Забирался ли Марцелл когда-нибудь туда и выглядывал ли наружу? Будет ли вид моря для него утешением? Или это будет как пощечина – увидеть свою естественную среду обитания так близко и в то же время так далеко? Това вспоминает, как ее старая соседка, миссис Соренсон, в хорошую погоду иногда ставила клетку с попугаями на крыльцо. Им нравится слушать пение диких птиц, объясняла миссис Соренсон. Это всегда вызывало у Товы странную грусть.
Но Марцелл не следит за ее взглядом, устремленным на маленькое темное окошко. Может быть, он даже не знает о его существовании. Его глаз по-прежнему глядит на Тову.
Она продолжает:
– Он утонул ночью. Вышел в море на маленькой лодке. Совсем один. – Она переступает с ноги на ногу на стремянке, чтобы перестало ныть больное бедро. – На поиски ушли недели, но наконец нашли якорь. Канат был перерезан. – Она сглатывает. – Тело продолжали искать, но я уверена, что к тому времени от него уже ничего не осталось. На дне океана у всего короткий срок.

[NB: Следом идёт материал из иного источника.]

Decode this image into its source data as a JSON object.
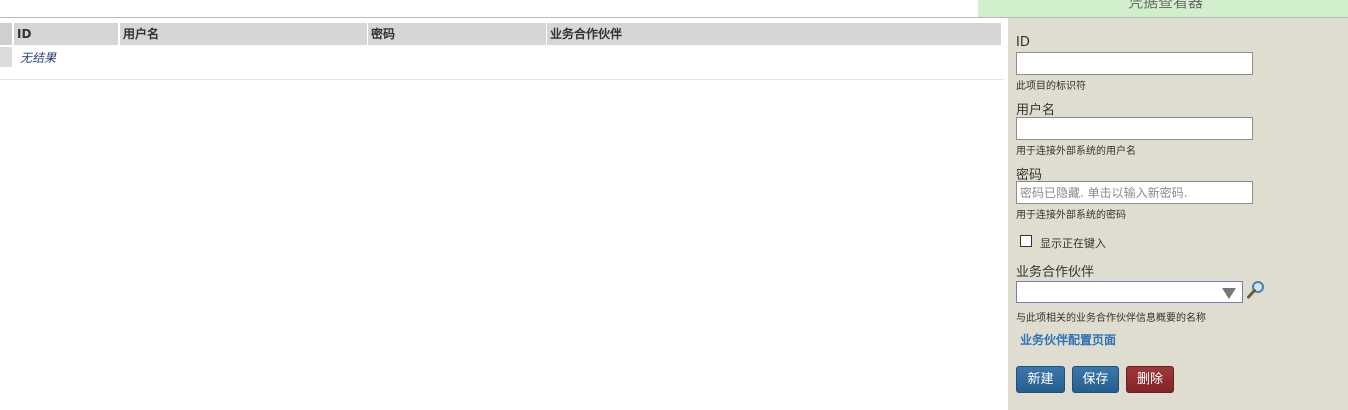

Осьминог на мгновение отводит взгляд, как будто берет на себя долю вины за своих собратьев, за их положение в пищевой цепи.
– Мне сказали, что он, должно быть, сделал это сам. Другого объяснения нет. – Това прерывисто вздыхает. – Хотя это было очень странно. Эрик был счастлив. Но конечно, ему было восемнадцать, так что кто знает, что творилось у него в голове. И да, мы тогда поссорились… ох, это было глупо. Они с друзьями играли в футбол в доме и попали мячом в одну из моих далекарлийских лошадок[4]4
Национальный символ Швеции – стилизованная расписная лошадка, вырезанная из дерева.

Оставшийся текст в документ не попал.